In samples of 100% purity, homozygous SNPs should not be removed a priori, since these could be heterozygous SNPs in mono-clonal LOH regions. For high purity samples without matched normal samples, we therefore optionally provide yet another germline state, the homozygous state. Any observed reference reads are assumed to be independent sequencing errors resulting in identical base pairs (by default occurring at rate ε = 10−3/3) and the state likelihoods are then modeled with a binomial distribution. Flat prior probabilities independent of ploidy are applied.
Finally, for variants most likely being somatic, we calculate the fraction h of tumor cells harboring the mutation:
$$ h = \left[\frac{f}{M}pC+2\left(1-p\right)\right]\frac{1}{p} $$
(9)
The SNV-fit likelihood is the sum of the log-likelihood scores of the most likely states for all variants. The tumor purity/ploidy combinations are finally sorted by sum of the log-likelihood scores of both copy number and SNVs.

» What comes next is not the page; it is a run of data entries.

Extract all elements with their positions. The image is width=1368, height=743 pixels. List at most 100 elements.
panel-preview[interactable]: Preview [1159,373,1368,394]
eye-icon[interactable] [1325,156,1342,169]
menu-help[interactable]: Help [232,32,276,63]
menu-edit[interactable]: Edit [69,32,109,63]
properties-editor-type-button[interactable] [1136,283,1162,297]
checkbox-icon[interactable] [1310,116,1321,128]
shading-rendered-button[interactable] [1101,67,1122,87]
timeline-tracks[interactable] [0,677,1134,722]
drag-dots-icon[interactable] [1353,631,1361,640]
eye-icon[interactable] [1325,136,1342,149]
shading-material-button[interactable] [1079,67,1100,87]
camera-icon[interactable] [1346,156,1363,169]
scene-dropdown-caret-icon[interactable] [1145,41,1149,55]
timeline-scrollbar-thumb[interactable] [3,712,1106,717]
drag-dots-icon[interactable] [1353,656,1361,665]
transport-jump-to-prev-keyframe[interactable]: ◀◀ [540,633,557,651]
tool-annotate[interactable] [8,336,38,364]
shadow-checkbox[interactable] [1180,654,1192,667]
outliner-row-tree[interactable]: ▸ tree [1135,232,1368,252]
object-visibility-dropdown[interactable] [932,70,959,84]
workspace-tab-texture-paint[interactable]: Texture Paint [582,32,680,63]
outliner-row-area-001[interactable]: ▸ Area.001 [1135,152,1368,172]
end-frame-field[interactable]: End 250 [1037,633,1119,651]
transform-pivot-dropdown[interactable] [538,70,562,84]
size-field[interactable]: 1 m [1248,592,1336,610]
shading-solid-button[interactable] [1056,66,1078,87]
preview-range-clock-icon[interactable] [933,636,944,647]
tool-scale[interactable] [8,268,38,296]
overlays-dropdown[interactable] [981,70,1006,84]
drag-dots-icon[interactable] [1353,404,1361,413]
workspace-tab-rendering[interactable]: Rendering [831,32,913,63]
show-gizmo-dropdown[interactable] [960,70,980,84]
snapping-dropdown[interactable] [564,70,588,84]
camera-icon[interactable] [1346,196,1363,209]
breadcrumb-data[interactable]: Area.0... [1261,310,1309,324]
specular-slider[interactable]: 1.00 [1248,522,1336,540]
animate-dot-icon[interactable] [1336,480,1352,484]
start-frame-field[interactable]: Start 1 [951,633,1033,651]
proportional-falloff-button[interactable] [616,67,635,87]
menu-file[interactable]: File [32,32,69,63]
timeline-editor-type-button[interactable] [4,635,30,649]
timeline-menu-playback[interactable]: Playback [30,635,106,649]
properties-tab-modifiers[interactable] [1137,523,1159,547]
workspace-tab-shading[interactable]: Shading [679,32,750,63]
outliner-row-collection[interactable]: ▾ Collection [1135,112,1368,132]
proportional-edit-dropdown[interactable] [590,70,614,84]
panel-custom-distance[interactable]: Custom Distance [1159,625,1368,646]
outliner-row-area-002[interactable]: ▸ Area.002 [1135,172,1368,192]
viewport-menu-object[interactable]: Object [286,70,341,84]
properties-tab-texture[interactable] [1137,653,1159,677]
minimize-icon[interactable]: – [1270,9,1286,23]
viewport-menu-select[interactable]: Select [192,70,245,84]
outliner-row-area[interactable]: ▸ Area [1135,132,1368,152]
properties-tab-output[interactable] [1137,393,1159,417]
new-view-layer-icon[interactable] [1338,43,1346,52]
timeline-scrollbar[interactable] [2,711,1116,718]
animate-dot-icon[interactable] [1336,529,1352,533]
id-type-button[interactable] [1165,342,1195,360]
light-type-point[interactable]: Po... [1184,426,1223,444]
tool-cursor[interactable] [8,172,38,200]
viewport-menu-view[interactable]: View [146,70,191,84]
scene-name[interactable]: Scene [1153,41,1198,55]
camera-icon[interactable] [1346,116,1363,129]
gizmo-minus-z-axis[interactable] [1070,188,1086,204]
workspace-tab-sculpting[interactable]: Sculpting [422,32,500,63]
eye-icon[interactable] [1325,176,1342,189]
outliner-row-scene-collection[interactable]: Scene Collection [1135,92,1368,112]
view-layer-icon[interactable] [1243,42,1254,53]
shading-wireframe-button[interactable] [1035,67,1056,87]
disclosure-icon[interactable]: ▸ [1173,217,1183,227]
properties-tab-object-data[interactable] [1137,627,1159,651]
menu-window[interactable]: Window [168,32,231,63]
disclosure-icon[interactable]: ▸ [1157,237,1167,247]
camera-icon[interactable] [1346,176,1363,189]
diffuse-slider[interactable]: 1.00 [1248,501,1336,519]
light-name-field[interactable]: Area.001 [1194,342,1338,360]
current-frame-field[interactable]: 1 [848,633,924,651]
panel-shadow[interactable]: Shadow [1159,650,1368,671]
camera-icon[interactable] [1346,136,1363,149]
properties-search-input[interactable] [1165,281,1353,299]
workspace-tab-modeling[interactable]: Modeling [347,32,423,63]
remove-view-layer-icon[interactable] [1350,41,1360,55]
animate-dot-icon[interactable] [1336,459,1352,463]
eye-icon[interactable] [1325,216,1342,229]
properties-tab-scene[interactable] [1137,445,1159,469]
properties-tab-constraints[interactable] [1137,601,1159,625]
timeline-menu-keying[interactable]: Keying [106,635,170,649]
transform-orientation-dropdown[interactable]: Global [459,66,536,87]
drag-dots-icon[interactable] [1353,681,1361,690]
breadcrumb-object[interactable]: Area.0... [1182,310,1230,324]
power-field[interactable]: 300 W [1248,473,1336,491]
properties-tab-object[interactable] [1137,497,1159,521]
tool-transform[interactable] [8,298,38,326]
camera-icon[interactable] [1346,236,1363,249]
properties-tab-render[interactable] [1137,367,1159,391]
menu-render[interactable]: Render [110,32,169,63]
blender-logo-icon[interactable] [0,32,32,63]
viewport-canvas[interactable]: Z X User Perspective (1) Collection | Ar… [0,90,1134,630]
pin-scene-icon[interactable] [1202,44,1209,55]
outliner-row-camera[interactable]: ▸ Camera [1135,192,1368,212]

Our implementation provides an additional post optimization, in which purity is optimized using both copy number and allelic fractions in the SNV fitting step. This is achieved by adding purity as additional dimension in the denominator of Eq. 5. In default mode, this is turned off, i.e., allelic fractions are only used to select the most likely purity/ploidy combination from the copy number fitting. The accuracy gain for copy number calling is typically marginal in high quality samples with sufficient coverage as used in this benchmarking (data not shown). For classification of variants by somatic status, we recommend turning this feature on as small inaccuracies in purity can decrease the performance significantly since the distributions of allelic fractions of the different SNV states often overlap. By default, we use flat priors for tumor purity, but users can provide priors for all tested purity values in the grid.
Automated calling
If the algorithm is applied to many samples, it is important to flag samples that likely need manual curation. We flag samples of potentially low quality (noisy segmentations, high AT- or GC-dropout, sample contamination), samples where the maximum likelihood solution has characteristics rarely seen in correct solutions (rare ploidy, excessive LOH, excessive homozygous losses), and samples that are difficult to call (non-aberrant, poly-genomic). We further provide functionality for automatically removing very unlikely optima via a bootstrapping procedure, in which variants are sampled with replacement and optima are then re-ranked. Optima which never rank high in any bootstrap replicate are removed. Bootstrap values may also flag samples for manual curation when PureCN identified multiple plausible solutions. Finally, we calculate for each sample a goodness-of-fit score of the SNV fitting, ranging from 0 to 100%, where 0% corresponds to the worst possible fit and 100% to a perfect fit. We defined the worst possible fit as a fit in which observed allelic fractions differ on average by 0.2 from their expected values. Both low purity and high ploidy solutions are biased towards higher scores; low purity allelic fractions have a low variance in general and high ploidy solutions are complex and usually find good fits. Compared to log-likelihood scores, however, this goodness-of-fit score is intuitive and allows a straightforward flagging of very poor fits.